Lo studio sulla nuova "forbice molecolare" è stato coordinato da Anna Cereseto e Nicola Segata dell’Università di Trento in collaborazione con alcune realtà italiane e internazionali: l'intuizione ha portato a individuare in un batterio dell’intestino nuove molecole di Crispr-Cas9 che potrebbe avere sviluppo clinico nel trattamento delle malattie genetiche

Di F.Os. - 29 aprile 2024 - 11:56

TRENTO. Una collezione di strumenti molecolari per riscrivere il Dna con un editing genetico ancora più efficiente e preciso: è questa l'ultima scoperta dell'Università di Trento.

 

Ad unire le loro competenze nell'ottica di far avanzare le terapie dedicate alle malattie genetiche sono stati Anna Cesereto e Nicola Segata del dipartimento di biologia cellulare, computazionale e integrata: lei guida un laboratorio che sviluppa tecnologie avanzate per l’editing genetico e la loro applicazione per la cura delle malattie, lui uno di metagenomica in cui studia la diversità e le caratteristiche del microbioma umano e il suo ruolo nella salute.

 

L'intuizione, descritta su un articolo pubblicato sulla rivista Nature Communication, ha portato a individuare in un batterio dell’intestino nuove molecole di Crispr-Cas9 che potrebbe avere sviluppo clinico nel trattamento di malattie genetiche incluse quelle dell'occhio, come la retinite pigmentosa, attraverso iniezioni sottoretina.

 

Lo scenario è la ricerca sulle terapie genomiche che vede studiosi e studiose al lavoro in varie parti nel mondo per trovare nuove possibilità di cura alle malattie genetiche e l’editing genetico (il sistema Crispr-Cas9) si basa sull’impiego della proteina Cas9, una sorta di forbice molecolare che può essere programmata per effettuare specifiche modifiche, tagli o sostituzioni, di sequenze di DNA dannose e quindi correggere le mutazioni causa di malattie.

 

Scoperto nel 2012 negli Stati Uniti, questo strumento biotecnologico ha già portato a una prima terapia approvata, ossia un farmaco per l'anemia falciforme, e ora un’accelerazione alla ricerca genomica arriva proprio dallo studio dell’Università di Trento.

 

"Abbiamo trovato una forbice molecolare efficace, ad alta precisione e soprattutto più compatta di altri sistemi Crispr-Cas9 a oggi disponibili.

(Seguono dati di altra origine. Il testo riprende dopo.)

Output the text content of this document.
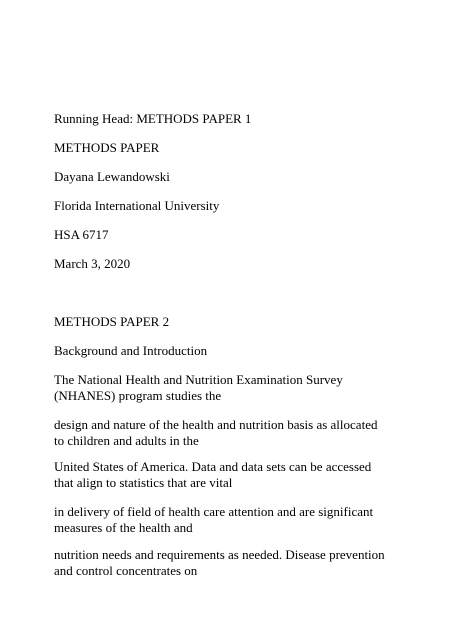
Running Head: METHODS PAPER 1
METHODS PAPER
Dayana Lewandowski
Florida International University
HSA 6717
March 3, 2020
METHODS PAPER 2
Background and Introduction
The National Health and Nutrition Examination Survey
(NHANES) program studies the
design and nature of the health and nutrition basis as allocated
to children and adults in the
United States of America. Data and data sets can be accessed
that align to statistics that are vital
in delivery of field of health care attention and are significant
measures of the health and
nutrition needs and requirements as needed. Disease prevention
and control concentrates on
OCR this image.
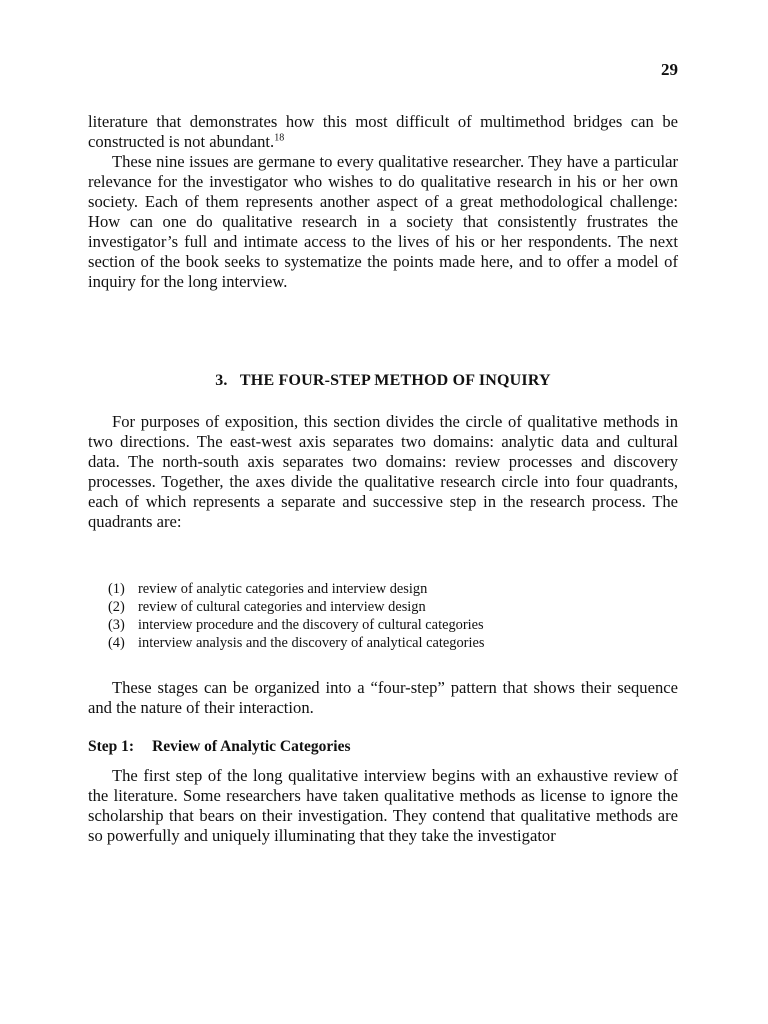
29

literature that demonstrates how this most difficult of multimethod bridges can be constructed is not abundant.$^{18}$

These nine issues are germane to every qualitative researcher. They have a particular relevance for the investigator who wishes to do qualitative research in his or her own society. Each of them represents another aspect of a great methodological challenge: How can one do qualitative research in a society that consistently frustrates the investigator’s full and intimate access to the lives of his or her respondents. The next section of the book seeks to systematize the points made here, and to offer a model of inquiry for the long interview.

3.   THE FOUR-STEP METHOD OF INQUIRY

For purposes of exposition, this section divides the circle of qualitative methods in two directions. The east-west axis separates two domains: analytic data and cultural data. The north-south axis separates two domains: review processes and discovery processes. Together, the axes divide the qualitative research circle into four quadrants, each of which represents a separate and successive step in the research process. The quadrants are:

(1) review of analytic categories and interview design
(2) review of cultural categories and interview design
(3) interview procedure and the discovery of cultural categories
(4) interview analysis and the discovery of analytical categories

These stages can be organized into a “four-step” pattern that shows their sequence and the nature of their interaction.

Step 1: Review of Analytic Categories

The first step of the long qualitative interview begins with an exhaustive review of the literature. Some researchers have taken qualitative methods as license to ignore the scholarship that bears on their investigation. They contend that qualitative methods are so powerfully and uniquely illuminating that they take the investigator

Questa nuova molecola Crispr-Cas9, come dimostrato dai nostri esperimenti nella retina, sarà più facile da portare agli organi che devono essere trattati in terapie per malattie genetiche" commenta Anna Cereseto, protagonista fin dal 2018 di ricerche sul correttore genomico con la messa a punto di evoCas9.

 

Ampliare la gamma di strumenti Crispr-Cas è infatti un passaggio necessario per accelerare lo sviluppo di terapie per le malattie genetiche e l’avanzamento, viene spiegato," può avvenire modificando gli enzimi che sono presenti in natura, come è stato per evoCas9, ma scoprire enzimi già evoluti per funzionare offre grandi vantaggi".

 

E proprio la collaborazione con il laboratorio di Metagenomica computazionale di Nicola Segata ha permesso al laboratorio di virologia molecolare di Anna Cereseto di mettere in luce una vasta riserva naturale di sistemi Crispr-Cas9 da cui attingere nuovi preziosi strumenti di modifica del genoma umano.

 

"Attraverso l'interrogazione di un database di genomi provenienti dal microbioma umano che abbiamo costruito con un lavoro durato diversi anni, abbiamo scoperto un grande serbatoio di Cas9 con proprietà interessanti per l'editing del genoma" raccontano i due professori, che specificano: "Nei batteri che popolano l’intestino abbiamo scoperto una grande varietà di Crispr-Cas9. In particolare nella Collinsella, un genere batterico frequentemente presente nel nostro intestino, abbiamo identificato la nucleasi CoCas9, un gruppo di enzimi molto attivo con dimensioni molecolari ridotte, circa un migliaio di aminoacidi".

 

Il sequenziamento dell'intero microbioma attraverso la metagenomica, seguito dalla ricostruzione in laboratorio di genomi assemblati, ha quindi identificato un'enorme varietà di specie e la scoperta di una collezione di nuove nucleasi Cas9, tra cui CoCas9, contribuisce ad arricchire la "cassetta degli attrezzi" per l'editing del genoma.

 

"Anche se lo sviluppo di terapie curative per le malattie genetiche resta ostacolato dalla difficoltà della somministrazione – spiegano infine Anna Cesereto e Nicola Segata – CoCas9 grazie alle sue dimensioni ridotte mostra potenzialità per applicazioni di terapia genica e si candida, dunque, per l'ottimizzazione attraverso approcci ingegneristici, che meritano ulteriori indagini. Siamo già al lavoro per lo sviluppo clinico».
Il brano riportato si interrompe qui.